10月3日から全国公開となる『夏の終わりのクラシック』は、夏の終わりの韓国・済州島を舞台に、かつて心に傷を負った女性ヨンヒ(キム・ジヨン)と、亡き母の遺品整理に訪れた男性ジュヌ(ペ・スビン)の出会いと交流を描いた温かなドラマだ。
監督は、かつて「冬のソナタ」(02)を大ヒットさせた韓国の名匠・ユン・ソクホ。
-とても温かく、心が穏やかになる作品でした。本作を手掛けることになった経緯を教えてください。
この作品を思いついたのは、ちょうどコロナ禍の時期だったんです。当時、世の中に癒やしが必要だと考えていたときに原作の小説を読み、ぴったりな作品だと思い、ぜひ映画化したいと。コロナ禍の時期に企画を立て、撮影が終わったのがちょうどコロナ禍の終わり頃だったので、コロナ禍という時代の雰囲気が生み出した作品とも言えます。
-コロナ禍にぴったりだと感じたのは、具体的にどんな点でしょうか。
実は当時、この原作小説のほかに『優しさの科学』(原題『The Rabbit Effect』)という本も読んだんです。どちらも、親切心や他人に関心を示すことの大切さが書かれていました。コロナ禍のようなつらい時期には、そういうことが大事になるのではないか。そう考えたことが、この作品につながっています。
-この作品の大事な要素が、オペラの「ラ・トラビアータ」をはじめ、劇中に流れる数々のクラシック音楽です。音楽は小説では表現できない映画ならではの要素ですが、音楽で意識した点を教えてください。
原作小説の大きな魅力は、小説にもかかわらず、音楽的な要素がたくさんちりばめられ、物語の中でうまく生かされている点です。例えば「ラ・トラビアータ」やバッハの「アダージョ」という曲は、ヨンヒの人生とも重なっています。そういう意味で、この作品における音楽は、単なるBGMではなく、映画に込められたメッセージに重なると考えていました。だから、音楽をつけていく作業は、とても楽しかったです。
-他人に対する思いやりや親切心をテーマにした映画ということですが、かつてユン監督が手がけた「冬のソナタ」は、日韓交流にも大きく貢献しました。単なるエンターテインメントにとどまらない映画やテレビドラマの力については、どのようにお考えでしょうか。
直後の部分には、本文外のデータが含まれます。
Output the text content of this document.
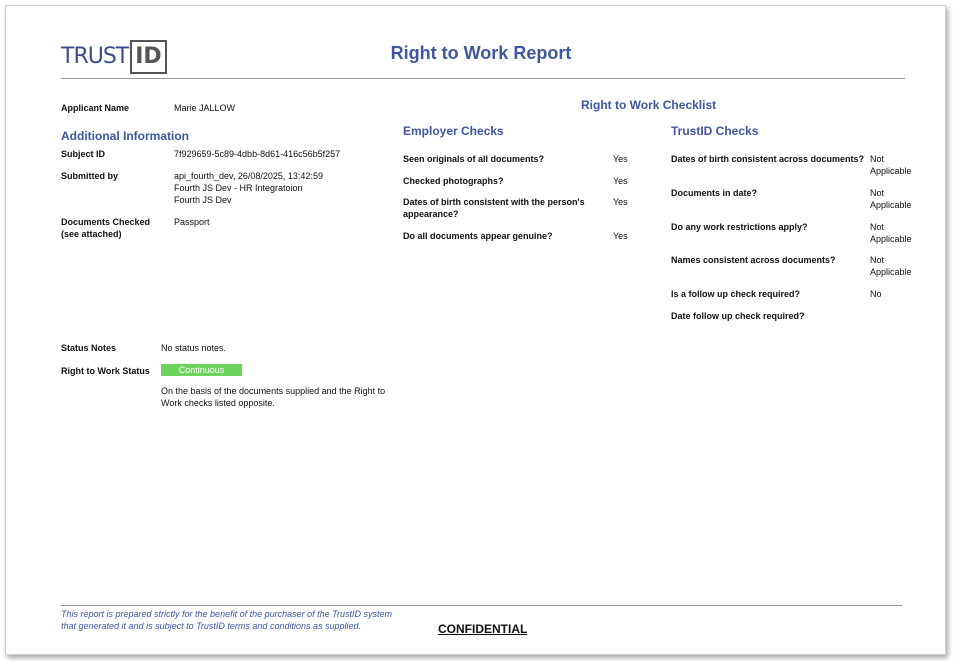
TRUST ID	Right to Work Report
Applicant Name	Marie JALLOW
Additional Information
Subject ID	7f929659-5c89-4dbb-8d61-416c56b5f257
Submitted by	api_fourth_dev, 26/08/2025, 13:42:59
Fourth JS Dev - HR Integratoion
Fourth JS Dev
Documents Checked
(see attached)
Passport
Status Notes	No status notes.
Right to Work Status	Continuous
On the basis of the documents supplied and the Right to
Work checks listed opposite.
Right to Work Checklist
Employer Checks
Seen originals of all documents?	Yes
Checked photographs?	Yes
Dates of birth consistent with the person's
appearance?
Yes
Do all documents appear genuine?	Yes
TrustID Checks
Dates of birth consistent across documents? Not
Applicable
Documents in date?	Not
Applicable
Do any work restrictions apply?	Not
Applicable
Names consistent across documents?	Not
Applicable
Is a follow up check required?	No
Date follow up check required?
This report is prepared strictly for the benefit of the purchaser of the TrustID system
that generated it and is subject to TrustID terms and conditions as supplied.	CONFIDENTIAL
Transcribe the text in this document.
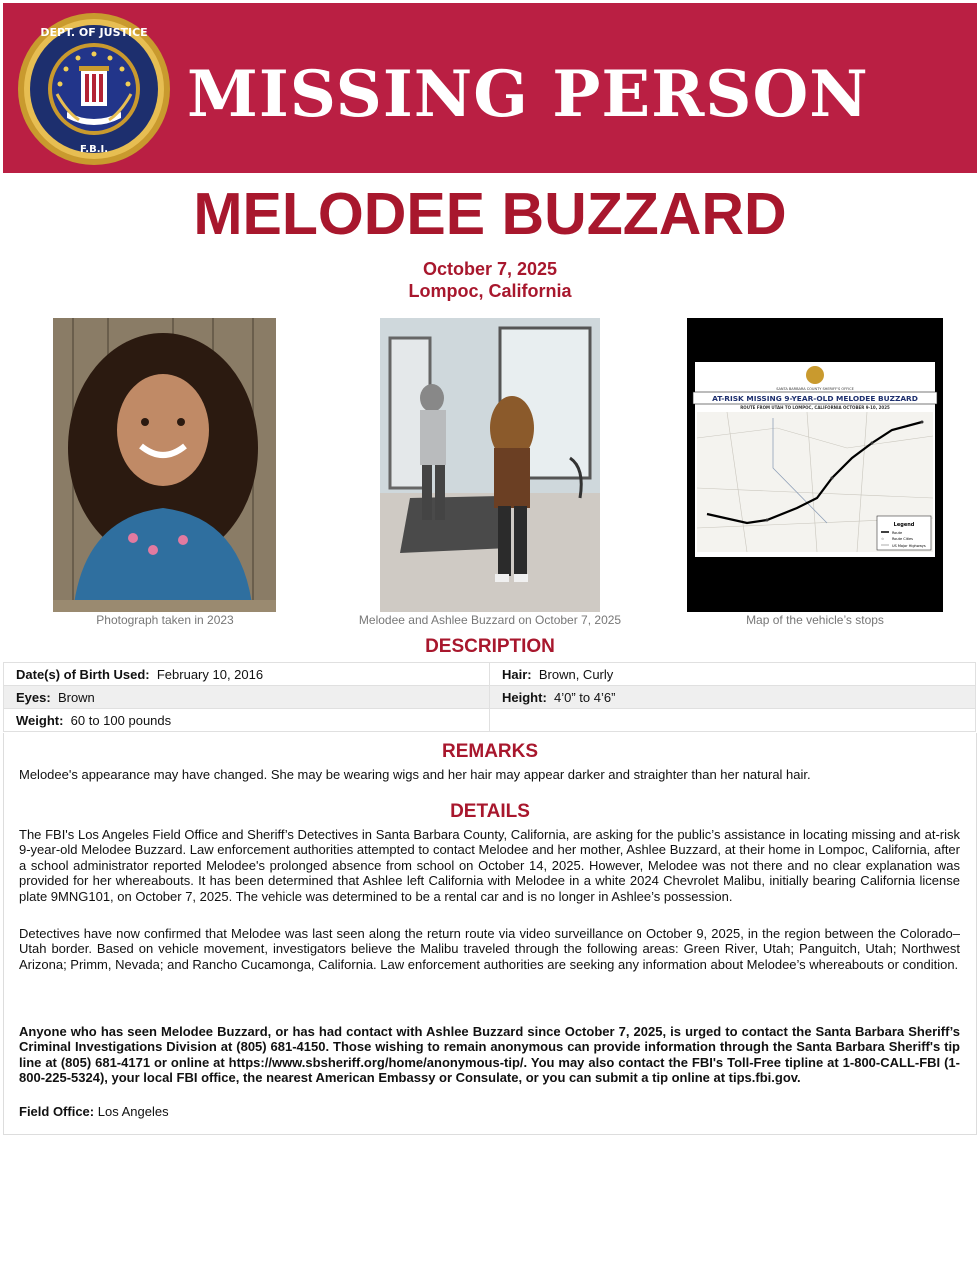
DEPT. OF JUSTICE
F.B.I.
MISSING PERSON
MELODEE BUZZARD
October 7, 2025
Lompoc, California
SANTA BARBARA COUNTY SHERIFF'S OFFICE
AT-RISK MISSING 9-YEAR-OLD MELODEE BUZZARD
ROUTE FROM UTAH TO LOMPOC, CALIFORNIA OCTOBER 9-10, 2025
Legend
Route
☆ Route Cities
US Major Highways
Photograph taken in 2023	Melodee and Ashlee Buzzard on October 7, 2025	Map of the vehicle’s stops
DESCRIPTION
Date(s) of Birth Used: February 10, 2016	Hair: Brown, Curly
Eyes: Brown	Height: 4’0” to 4’6”
Weight: 60 to 100 pounds	
REMARKS
Melodee's appearance may have changed. She may be wearing wigs and her hair may appear darker and straighter than her natural hair.
DETAILS
The FBI's Los Angeles Field Office and Sheriff’s Detectives in Santa Barbara County, California, are asking for the public’s assistance in locating missing and at-risk 9-year-old Melodee Buzzard. Law enforcement authorities attempted to contact Melodee and her mother, Ashlee Buzzard, at their home in Lompoc, California, after a school administrator reported Melodee's prolonged absence from school on October 14, 2025. However, Melodee was not there and no clear explanation was provided for her whereabouts. It has been determined that Ashlee left California with Melodee in a white 2024 Chevrolet Malibu, initially bearing California license plate 9MNG101, on October 7, 2025. The vehicle was determined to be a rental car and is no longer in Ashlee’s possession.
Detectives have now confirmed that Melodee was last seen along the return route via video surveillance on October 9, 2025, in the region between the Colorado–Utah border. Based on vehicle movement, investigators believe the Malibu traveled through the following areas: Green River, Utah; Panguitch, Utah; Northwest Arizona; Primm, Nevada; and Rancho Cucamonga, California. Law enforcement authorities are seeking any information about Melodee’s whereabouts or condition.
Anyone who has seen Melodee Buzzard, or has had contact with Ashlee Buzzard since October 7, 2025, is urged to contact the Santa Barbara Sheriff’s Criminal Investigations Division at (805) 681-4150. Those wishing to remain anonymous can provide information through the Santa Barbara Sheriff's tip line at (805) 681-4171 or online at https://www.sbsheriff.org/home/anonymous-tip/. You may also contact the FBI's Toll-Free tipline at 1-800-CALL-FBI (1-800-225-5324), your local FBI office, the nearest American Embassy or Consulate, or you can submit a tip online at tips.fbi.gov.
Field Office: Los Angeles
当時、私は一つの仕事としてテレビドラマを作ったに過ぎなかったのですが、「冬のソナタ」がもたらした結果や教訓は、それ以上の大きなものがありました。
-そうでしたか。
当時のことで強く印象に残っているのが、日本の森(喜朗)首相が、国会で語った言葉です。「これまで、政治家が日韓関係を良くしようと苦労してきたにも関わらず、『冬のソナタ』というたった一つのコンテンツが、その問題を解決し、文化交流を促進したことに、非常に驚いた」。「日韓の文化交流は、『冬のソナタ』以前と以後に分かれる」という言葉も聞いたことがあります。これからも、そういう状況が続くことを願っています。
-ユン監督の作品は前作『心に吹く風』(17)も日本を舞台にするなど、日本と縁が深いようですが、日本に対してどんな思いを持っていますか。
私が「冬のソナタ」以前に撮った「インビテーション」(99)というテレビドラマが、台湾で放送された時、現地で「これは日本の監督が作った作品なのか?」と話題になったそうなんです。それを聞いて非常に驚くと同時に、私にも日本的なところがあるのかな、と考えるようになりました。その後、「冬のソナタ」が、韓国以上に日本で大ヒットした現象を見て、台湾での話にうなずけるものがありました。その出来事をきっかけに、私も日本映画を見るなど、日本の文化に接するようになり、今では日本をとても身近に思っています。
-ユン監督が影響を受けた日本の作品やお好きな作品を教えてください。
黒澤明監督の作品にはあらゆる面で驚かされました。その一方で『かもめ食堂』(05)のような小規模の作品も、韓国にはないのでとても気に入っています。テレビドラマでは、「北の国から」(81)も大好きです。影響という点では、知らないうちにさまざまな作品から影響を受けていると思うので、名前を挙げることは難しいのですが、私の好きな傾向の作品には関心を持ち、欠かさずチェックするようにしています。
-それでは最後に、この作品の日本公開に対する思いをお聞かせください。
今回は私の好きな日本の小説を読んで感じたことを映画にしましたが、そこには音楽や映像、せりふなど、さまざまな要素が絡み合って一つの作品になっています。それが皆さんに伝わり、感動と癒やしを感じていただけたらうれしいです。そして、皆さんが少しでも周囲の方に思いやりを持って接していただけるようになることを願っています。